Pretty cool!, Knowing that there is a WU in every K-mart in the USA, I headed over to the local K-mart the following AM around 10. On my way to the WU office I was lucky enough to find a $10.00 bill laying in the grass along the side of the road. I was surprised! and picked up the damp bill and shoved into my pocket.

After picking up my $$ at the Kmart WU office, I headed over to the on ramp for the interstate and stuck out my thumb. It wasnt long before and old guy pulled up and offered me a ride. He offered to drive me by the Mcdonalds en route and buy me breakfast. I agreed and thanked him for his generosity.

I had a series of rides from great and generous folks over the next few days. My longest ride came from a trucker named Chris, who carted me from somewhere in Kentucky to just south of Little Rock Arkansas.

From there I worked my way across Arkansas into Texas where I got my 2nd long distance ride. A guy named Robert stopped and asked me if I needed a lift. He said he was driving to Nevada and wanted some company to keep him awake. Later in the evening He decided to stop for the night and got a hotel. He also got me a room with his "points" then bought me dinner. He was sure a nice guy. In the Am , after the hotel breakfast we headed out. Several hours down the road. Robert dropped me off in Sanders, Arizona right on highway 191 south.

I hiked about 3 or 4 miles out of town and set up my hammock in the juniper tree for the night. I was a good camp and I was rewarded with a great Arizona sunset. Early the next morning I was on the road heading south. I caught a series of short rides all the way to alpine. At about dark, I was on 191 south looking around for a place to set up camp. Just then a truck full of hunters driving home to Tucson pulled up and offered me a ride to Benson, Az. Perfect!

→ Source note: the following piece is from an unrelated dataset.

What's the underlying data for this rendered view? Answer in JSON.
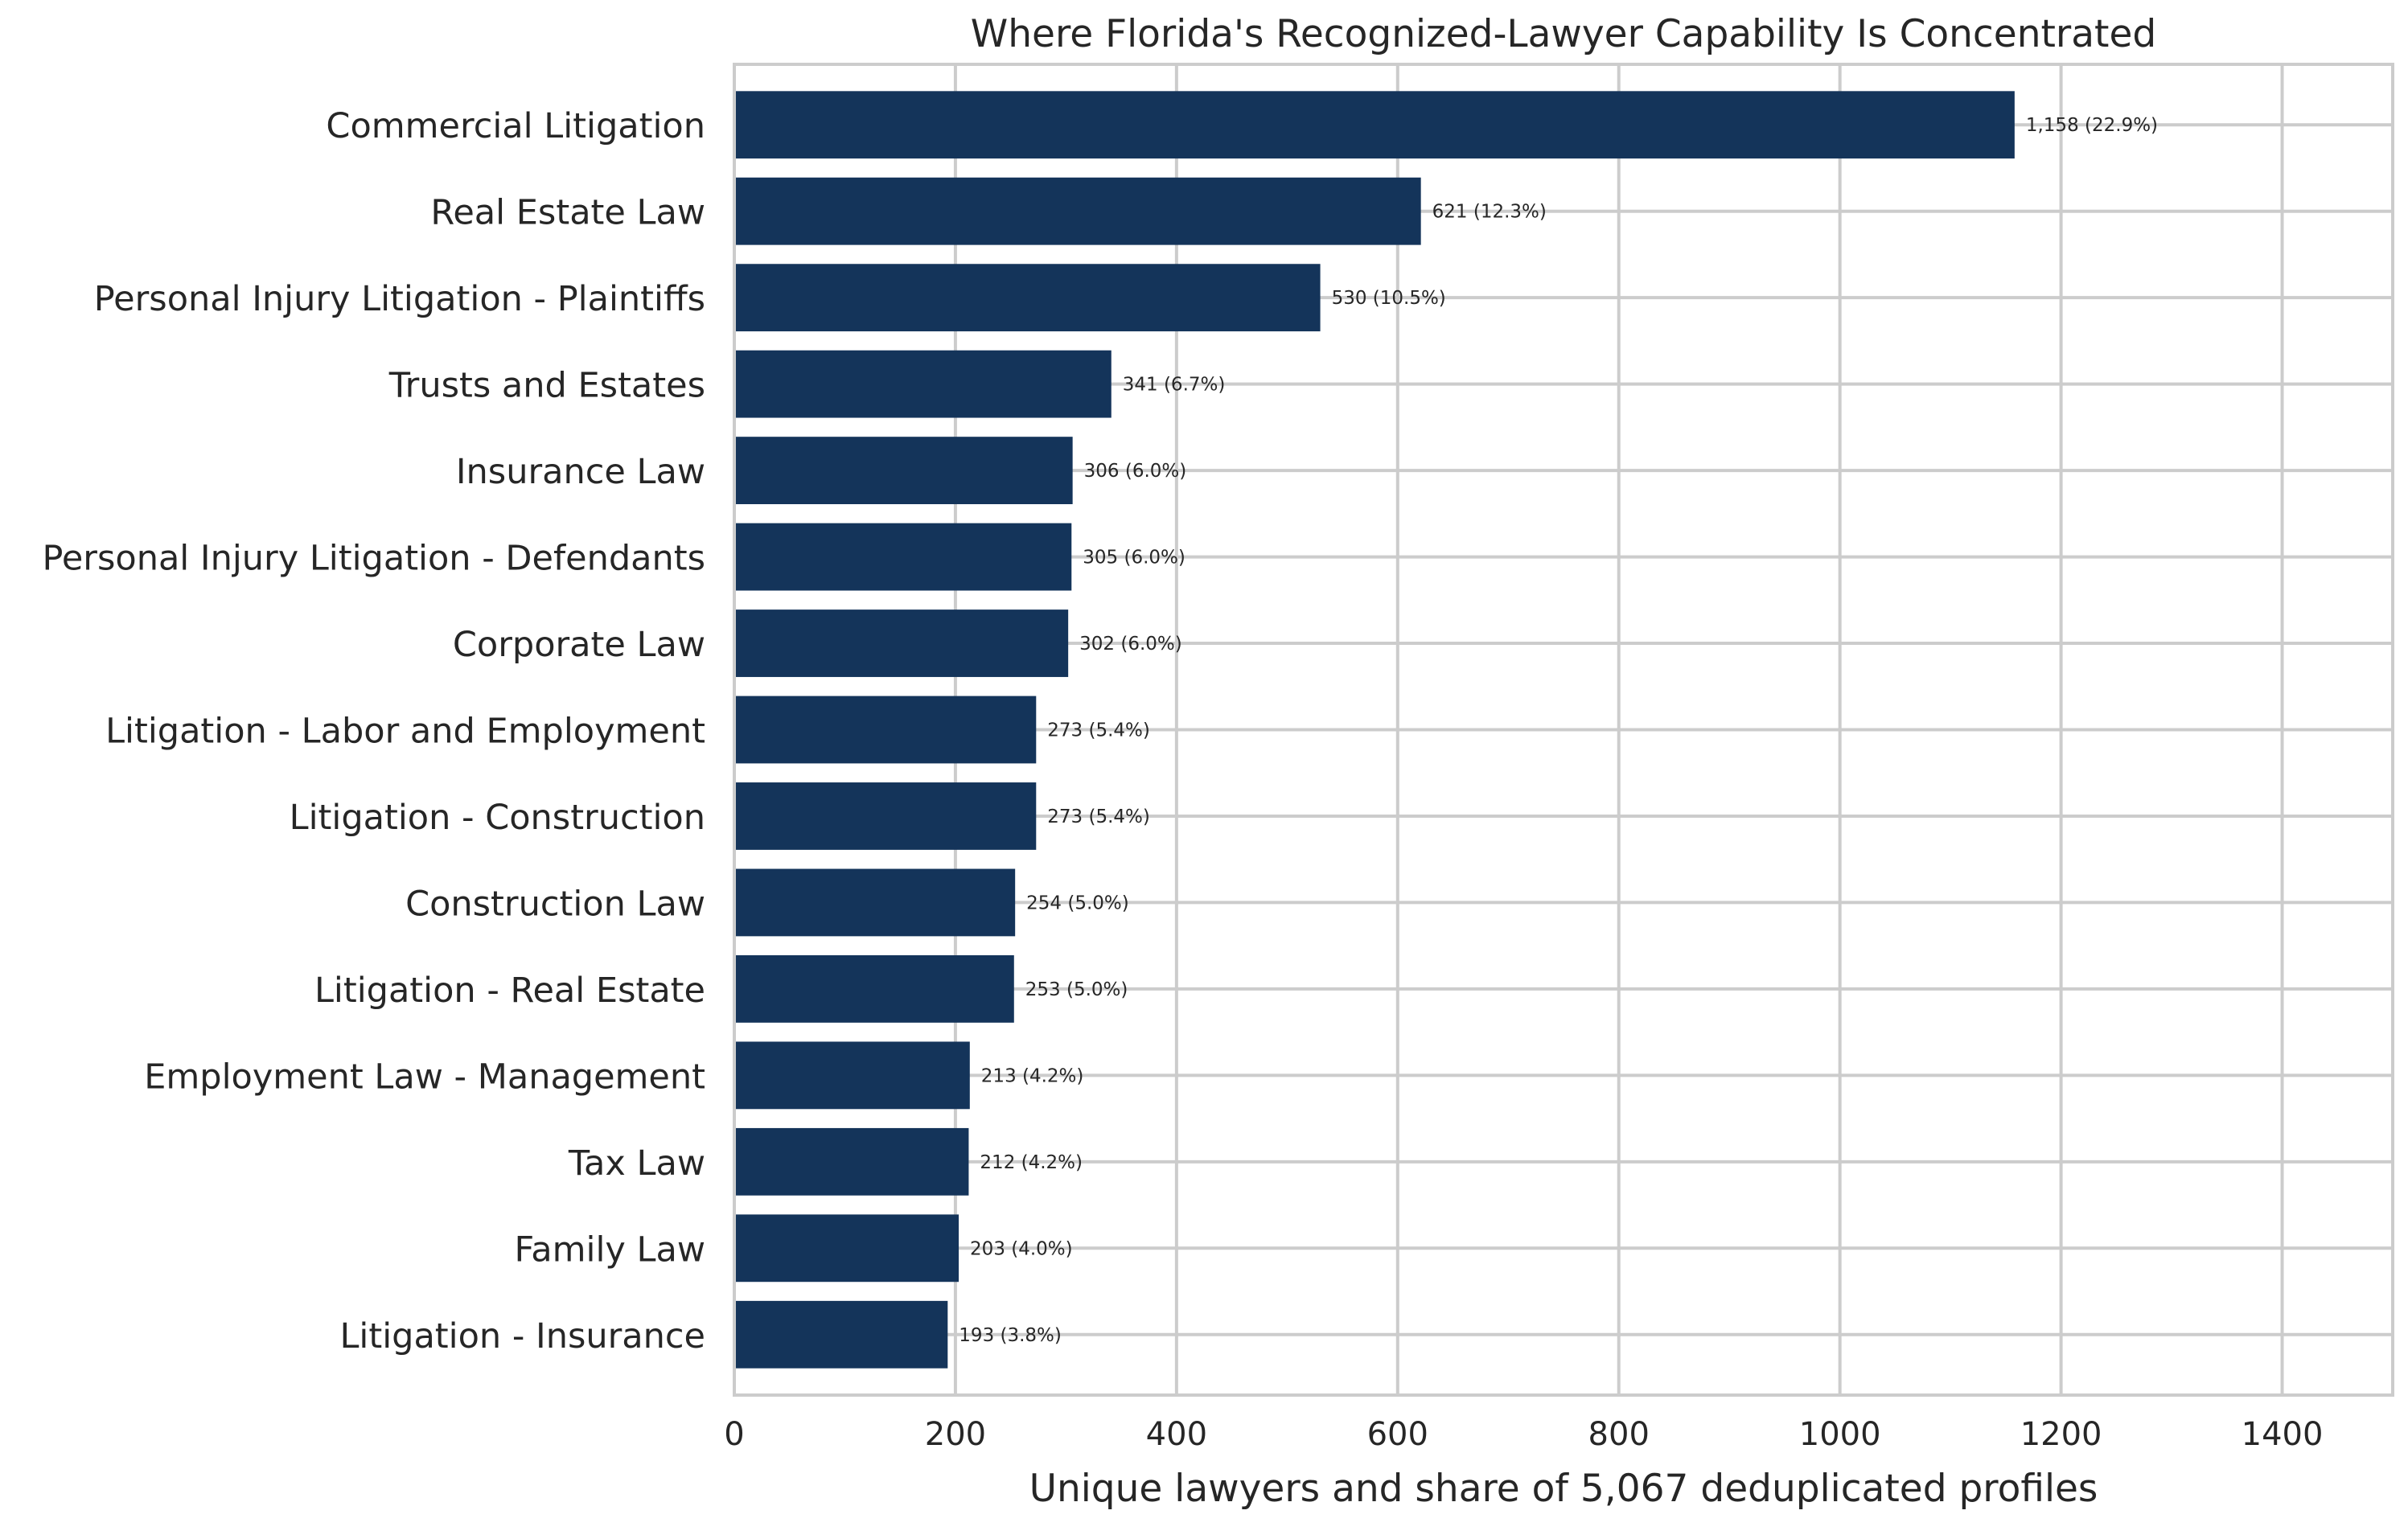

It took about 3 hours to get to Benson,once there, I called my other friend "Homie Matt" in Sierra Vista. Matt drove over and picked me up. It took me a total of 16 days to hitch hike from Aroostook , county Maine to Sierra vista , Arizona. The distance according to Google maps was 3,900 miles. It was a long haul, but It was a good trip. I was amazed and impressed by the generosity of people toward me (a stranger) and have since paid forward that generosity whenever possible.

Tomahawk


----------



## Tude (Mar 29, 2016)

I do like your travel stories


----------



## Deleted member 15688 (Mar 29, 2016)

Tude said:


> I do like your travel stories


Thanks sista! Ill slap a few more up now and then


----------